Sunday 7 June 2015

Luck and Mystery

The impact was sudden. It came from nowhere. Thud! Then a stifled scream from the front seat, shudders, and the car came to a stop. “It’s gone under the car! We’ve hit a roo, we’ve hit a roo. It just jumped out – there was no time to do anything.”

I was in the back and talking to another person when it happened. The five of us quickly got out, shaking from shock, and inspected the scene. The car had hit a male kangaroo, a young adult, and it was still alive though prone on the road with blood trickling from its head. As people fumbled with their phones to ring Help for Wildlife, the animal’s breathing became shallower until, after a minute or two, it passed from this world. We dragged the body away from the road and stared at it in mute silence for a few moments, then got back in the car and drove off to our destination.

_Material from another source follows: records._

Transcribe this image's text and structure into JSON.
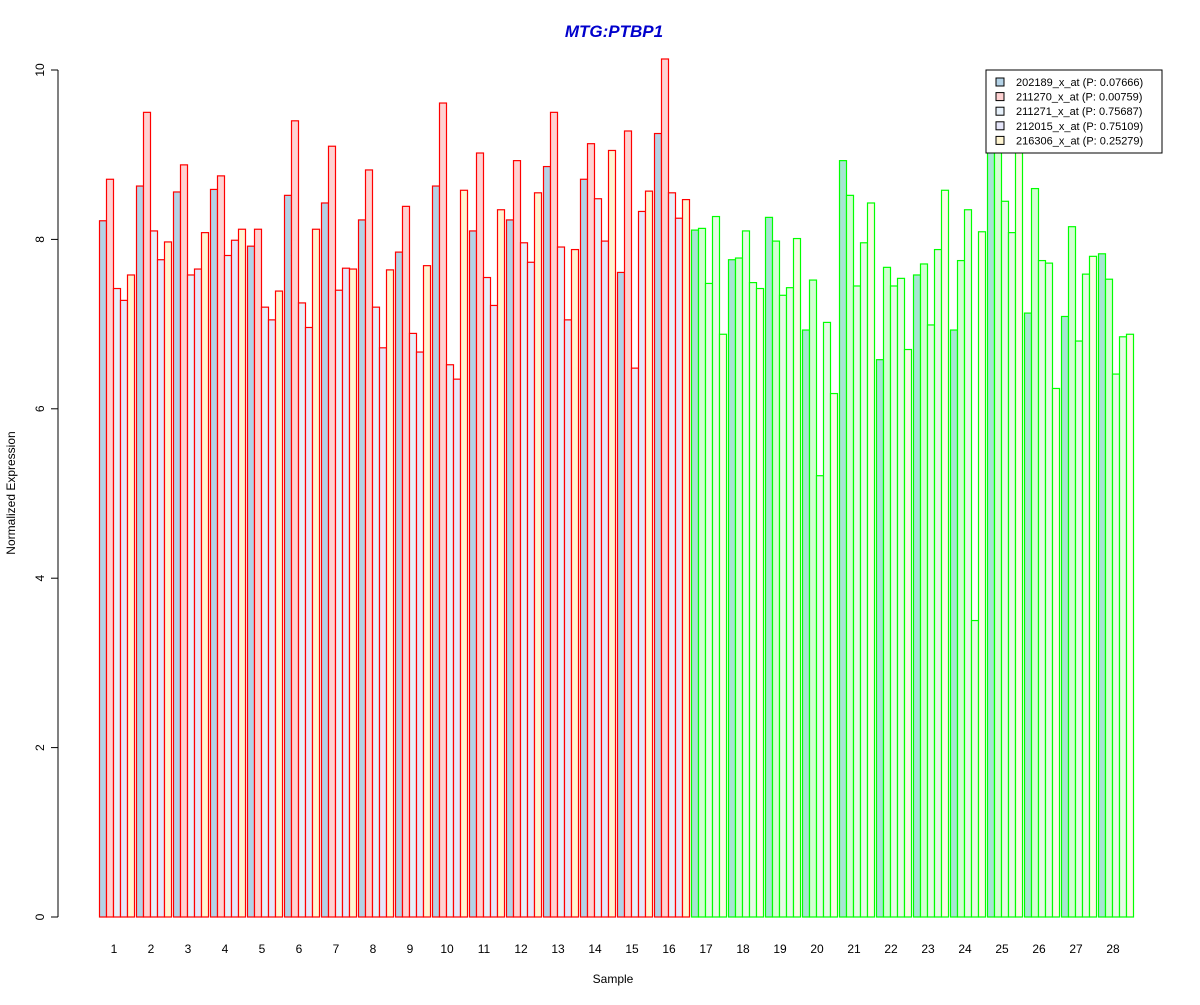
{
  "chart_data": {
    "type": "bar",
    "title": "MTG:PTBP1",
    "xlabel": "Sample",
    "ylabel": "Normalized Expression",
    "ylim": [
      0,
      10
    ],
    "yticks": [
      0,
      2,
      4,
      6,
      8,
      10
    ],
    "grid": false,
    "legend_position": "top-right",
    "categories": [
      "1",
      "2",
      "3",
      "4",
      "5",
      "6",
      "7",
      "8",
      "9",
      "10",
      "11",
      "12",
      "13",
      "14",
      "15",
      "16",
      "17",
      "18",
      "19",
      "20",
      "21",
      "22",
      "23",
      "24",
      "25",
      "26",
      "27",
      "28"
    ],
    "group_colors": {
      "samples_1_16": "#ff0000",
      "samples_17_28": "#00ff00"
    },
    "series": [
      {
        "name": "202189_x_at (P: 0.07666)",
        "fill": "#b4d2e6",
        "fill_alt": "#a6e6d2",
        "values": [
          8.22,
          8.63,
          8.56,
          8.59,
          7.92,
          8.52,
          8.43,
          8.23,
          7.85,
          8.63,
          8.1,
          8.23,
          8.86,
          8.71,
          7.61,
          9.25,
          8.11,
          7.76,
          8.26,
          6.93,
          8.93,
          6.58,
          7.58,
          6.93,
          9.1,
          7.13,
          7.09,
          7.83
        ]
      },
      {
        "name": "211270_x_at (P: 0.00759)",
        "fill": "#ffd2d2",
        "fill_alt": "#d2ffd2",
        "values": [
          8.71,
          9.5,
          8.88,
          8.75,
          8.12,
          9.4,
          9.1,
          8.82,
          8.39,
          9.61,
          9.02,
          8.93,
          9.5,
          9.13,
          9.28,
          10.13,
          8.13,
          7.78,
          7.98,
          7.52,
          8.52,
          7.67,
          7.71,
          7.75,
          9.45,
          8.6,
          8.15,
          7.53
        ]
      },
      {
        "name": "211271_x_at (P: 0.75687)",
        "fill": "#e6f0fa",
        "fill_alt": "#e6fae6",
        "values": [
          7.42,
          8.1,
          7.58,
          7.81,
          7.2,
          7.25,
          7.4,
          7.2,
          6.89,
          6.52,
          7.55,
          7.96,
          7.91,
          8.48,
          6.48,
          8.55,
          7.48,
          8.1,
          7.34,
          5.21,
          7.45,
          7.45,
          6.99,
          8.35,
          8.45,
          7.75,
          6.8,
          6.41
        ]
      },
      {
        "name": "212015_x_at (P: 0.75109)",
        "fill": "#e6e6fa",
        "fill_alt": "#e6fae6",
        "values": [
          7.28,
          7.76,
          7.65,
          7.99,
          7.05,
          6.96,
          7.66,
          6.72,
          6.67,
          6.35,
          7.22,
          7.73,
          7.05,
          7.98,
          8.33,
          8.25,
          8.27,
          7.49,
          7.43,
          7.02,
          7.96,
          7.54,
          7.88,
          3.5,
          8.08,
          7.72,
          7.59,
          6.85
        ]
      },
      {
        "name": "216306_x_at (P: 0.25279)",
        "fill": "#fff5d2",
        "fill_alt": "#fafae6",
        "values": [
          7.58,
          7.97,
          8.08,
          8.12,
          7.39,
          8.12,
          7.65,
          7.64,
          7.69,
          8.58,
          8.35,
          8.55,
          7.88,
          9.05,
          8.57,
          8.47,
          6.88,
          7.42,
          8.01,
          6.18,
          8.43,
          6.7,
          8.58,
          8.09,
          9.05,
          6.24,
          7.8,
          6.88
        ]
      }
    ]
  }
}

Had I and the others decided on a different route to take us to the start of our bushwalk that early autumn morning the young kangaroo, its fur still new and clean, would have been alive. Had we been on that road a few seconds earlier or later it would have bounded across the bitumen and into the bush on the other side. We consoled the driver by saying it was luck, pure luck. All of us had driven along roads in the area hundreds of times and not struck an animal once.

We humans have always sought to understand and explain our world. In the early millennia of our history there was no such thing as a random event because all phenomena were thought to be evidence of some sort of design or intent. In the magical world-view of an early culture, an explanation for the incident with the kangaroo could run something like: the animal was an omen sent by a god to warn us of bad things to come; or the animal possessed a spirit that had done wrong and its violent death was recompense. Rational Western society has abandoned thinking of this kind; as the supernatural has been taken away from this world, randomness or chance has appeared to fill much of the void of the unexplained. According to this view, there are no ulterior motives or meanings to certain events other than the natural variables that lead, for instance, to a kangaroo being on a particular road at a particular time and a car heading towards it.

The one key problem with randomness is that it is impossible to say with certainty what is random and what is not. Meanings of some kind are always, teasingly, under the surface. For instance, we could look at the kangaroo’s death in light of the speed at which the car was going or the distractedness of the driver in a car full of people not being sufficiently attentive to the possibility of animals in the early morning. Scientific inquiry itself only proceeds by asking questions about the unknown, and in the process of gaining more insight revealing other areas of mystery. The uncertainty about what is truly random invites an extension of awareness that can encompass many perspectives for the most holistic understanding possible.

Holistic understanding builds an intimate relationship with mystery. At the same time as it seeks meaning out of the unknown, it leaves ample room for more mystery at every turn, seeing it not as a bad thing that must be overcome but as a teacher and guide.

What we call luck is actually the intersection of mystery and the physical world; and it serves as a reminder of the unknown at work in our lives. Looking closer, we see it everywhere and in everything. All life, indeed the existence of the universe, depends ultimately on luck – not randomness or chance, but the meeting of mystery with a creative spark that produces material reality. What was it other than luck that created you or me? Any number of factors could have conspired to prevent two particular people coming together, for their sexual union not to be fertile, for their coupling to produce not you but some other human being. The same applies to all other aspects of life. Natural and human systems that support life in a myriad of ways do so always holding the hand of mystery and are always beholden to grace, the union of dark and light that set them in train in the first place.

How, then, do we reconcile luck with meaning and purpose? As we enquire with openness into the nature of things, so meaning is gradually revealed to us; meaning that is necessarily conditioned by the culture and time in which we live. The further we progress in this way, the more is there a deep sense of things as they are, as they need to be, an awareness of solidity amid constant flux. The task is then to serve this core or essence behind the appearance of things, to experience and know it more. Serving it is intrinsically about acting in ways that affirm life, that build love and connection, nurturing the multiplicity and variety of forms in the created world.

There is a saying that “you make your own luck”; that is, as you act in the world, so mystery responds by reinforcing and furthering your intentions. That’s right to a degree, but I think there is a more humble position that is closer to the general truth, one of “you make of what luck gives you”. The life we are given, including its slings and arrows of misfortune, is a gift to be nourished and to be given back a thousand times in good acts to all. The Roman statesman and Stoic philosopher Seneca said, “The Fates lead him who will; him who won’t they drag.” Him who won’t disregards the creative life essence as it manifests in himself and others, and as a consequence is “dragged” through a seemingly random world. Him who will responds to inner nature and is therefore led in a purposeful way, in turn furthering its designs and the multifarious beauty that is constantly unfolding all around.